Family businesses in Tanzania take on international giants

Azam Sealink 1 ferry
Running a tight ship: ferries are one of many products and services included in the Bakhresa family’s Azam brand

Come 10am on a Saturday, 64-year-old Said Salim Bakhresa is not off enjoying the leisure pursuits of an ageing multimillionaire; he is checking up on developments at his factory just outside Dar es Salaam, Tanzania’s commercial capital.

But that makes perfect sense for a family business that has reached its $600m-plus turnover thanks to five decades of his own hard work.

“It’s a true rags to riches story,” says Abubakar Bakhresa, his son, who now runs most of the family businesses as executive director. “He built it from scratch – he started at 14 – he made shoes, ice-cream, he was a trader – he did everything.”

Bakhresa Group is similar to many of Tanzania’s leading conglomerates – private, family-run affairs with reclusive founders who started out very small.

In what was long a closed economy, suspicious of outside investment, they built up diversified companies that supply the nation with everything from soap to soft drinks, ferries to fuel. These little-known home­grown multimillionaires are now fast expanding their businesses throughout the region and beyond, taking on international giants.

“We’re fighting now Omo and Unilever,” says Mohammed Dewji, group chief executive of another diversified company, MeTL. He is the grandson of its founder, who ran a small shop in a market town.

“We want to expand in Malawi, Mozambique, Rwanda, Burundi, Uganda and eastern Congo in the next 24 months,” he says of the company, whose products range from toothpicks and lollipops to cooking fat and wheat flour.

Of 50 industrial companies in Tanzania analysed by the London School of Economics in a study published last year, 29 had their origin in the domestic private sector. They took off when Tanzania loosened its statist ways and started allowing private business back into the economy from the mid-1980s, and a handful of family-run businesses bought out state entities that went into receivership. They went on to develop into multimillion-dollar conglomerates.

Abubakar Bakhresa says of his father, now group chairman: “He was one of the first people that went into industry when the economy was opening up in the mid-1980s and from then on he grew.”

His father’s big break was to buy a state flour mill when it was sold as part of a privatisation programme in 1988. “He slowly realised the country was moving away from socialism; [until then] we were not allowed to [have] a flour mill.”

Only in the past few years have these companies really accelerated, after riding assured growth in a market largely closed to outside investors for a generation. Some 10 years ago the Bakhresa Group turned over $60m a year; today it exceeds $600m.

As with Bakhresa, MeTL ploughs its profits into expansion. Mr Dewji says his company will turn over $1bn this year, up from $28m in 2001.

As a result, international private equity houses are keen on taking a stake in these fast-moving consumer goods companies, which all turn over between $100m and $1bn a year. Most of their targets are determined to stay private, however.

“Most of the family businesses are reluctant to take on private equity,” says Jayesh Shah, group managing director of Sumaria Group, another of Tanzania’s leading family-owned manufacturing conglomerates, which was set up in the 1940s by a group of brothers.

Unlike many others, Sumaria Group has sold part of its business in private equity deals in the past – for example, its pharmaceuticals business – and Mr Shah also sits on private equity firm Aureos East Africa’s investment advisory committee.

Another family-run conglomerate is MAC Group, founded in the 1980s by Yogesh Manek, who is now its chairman. It sold a stake in its consumer goods company, Chemi & Cotex, which manufactures toothpaste among other products, to two private equity groups based in the UK and Kenya.

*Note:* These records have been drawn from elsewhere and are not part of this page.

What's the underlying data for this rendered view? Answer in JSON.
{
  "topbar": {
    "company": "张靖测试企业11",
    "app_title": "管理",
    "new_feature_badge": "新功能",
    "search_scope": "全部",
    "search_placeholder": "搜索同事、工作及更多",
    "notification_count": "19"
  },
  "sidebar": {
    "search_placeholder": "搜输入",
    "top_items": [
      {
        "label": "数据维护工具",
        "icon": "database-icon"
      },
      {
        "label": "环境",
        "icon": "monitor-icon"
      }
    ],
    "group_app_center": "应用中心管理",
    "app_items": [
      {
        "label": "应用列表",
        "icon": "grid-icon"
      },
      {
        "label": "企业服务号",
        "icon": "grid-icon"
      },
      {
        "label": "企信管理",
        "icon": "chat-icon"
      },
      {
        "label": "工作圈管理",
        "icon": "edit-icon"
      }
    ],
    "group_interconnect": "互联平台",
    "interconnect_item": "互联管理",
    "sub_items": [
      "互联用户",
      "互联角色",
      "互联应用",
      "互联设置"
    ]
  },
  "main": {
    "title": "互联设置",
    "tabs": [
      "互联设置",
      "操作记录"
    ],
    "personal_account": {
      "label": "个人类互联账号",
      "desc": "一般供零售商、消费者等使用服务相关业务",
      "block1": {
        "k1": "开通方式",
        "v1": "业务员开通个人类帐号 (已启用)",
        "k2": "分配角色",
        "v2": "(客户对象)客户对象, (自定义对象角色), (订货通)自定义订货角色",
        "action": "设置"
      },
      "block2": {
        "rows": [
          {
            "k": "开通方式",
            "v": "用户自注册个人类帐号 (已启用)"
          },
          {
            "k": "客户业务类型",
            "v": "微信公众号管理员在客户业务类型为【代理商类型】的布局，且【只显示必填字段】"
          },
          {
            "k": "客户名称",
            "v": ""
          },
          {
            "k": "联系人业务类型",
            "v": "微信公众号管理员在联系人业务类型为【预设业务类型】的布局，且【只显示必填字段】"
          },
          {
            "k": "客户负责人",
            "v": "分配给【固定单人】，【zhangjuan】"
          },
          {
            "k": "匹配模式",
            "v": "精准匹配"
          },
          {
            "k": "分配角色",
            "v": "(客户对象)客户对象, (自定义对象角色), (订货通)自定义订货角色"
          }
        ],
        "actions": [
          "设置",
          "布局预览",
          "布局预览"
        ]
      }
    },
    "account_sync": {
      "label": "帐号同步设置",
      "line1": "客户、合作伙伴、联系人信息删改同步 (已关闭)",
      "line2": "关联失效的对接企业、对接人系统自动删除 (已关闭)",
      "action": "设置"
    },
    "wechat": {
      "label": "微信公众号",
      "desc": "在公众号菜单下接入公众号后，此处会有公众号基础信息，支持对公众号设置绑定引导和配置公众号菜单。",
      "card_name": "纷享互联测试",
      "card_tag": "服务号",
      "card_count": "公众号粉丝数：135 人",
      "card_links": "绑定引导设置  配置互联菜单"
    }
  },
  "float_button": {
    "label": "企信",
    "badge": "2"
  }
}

But Mr Shah says most prefer to keep their books private and retain all their shares, and so are keener on debt to expand their companies. Sumaria is developing a mezzanine debt fund to serve this market.

In MeTL’s case, Mr Dewji says that although sourcing capital has long been “my biggest challenge”, he prefers debt to equity for now, and this year raised a $100m syndicated loan from South African banks.

“Many people are looking to come in and take 50 per cent of our business, but we do not think it is the right time to sell – we believe we are still very undervalued,” he says of his business, which he believes is worth $5bn.

Over long years of exposure to the market, these trading families have come to know and understand their customers, have established well-loved brands and can largely draw on their own internal finances to power their growth according to classic management principles.

The Bakhresa family’s brand Azam, for example, puts its profits into high-end machinery and inputs – milling plants from Switzerland, fizzy drinks concentrate from Germany – and runs a tight ship.

“We are a lean organisation, with fewer management reporting lines and more of a family feeling,” says Mr Bakhresa of the 6,000-strong organisation that employs only 90 expatriates. “We’re not trying to cash in. We have to try to make as [little] margin as possible” – to keep products affordable and boost sales volumes.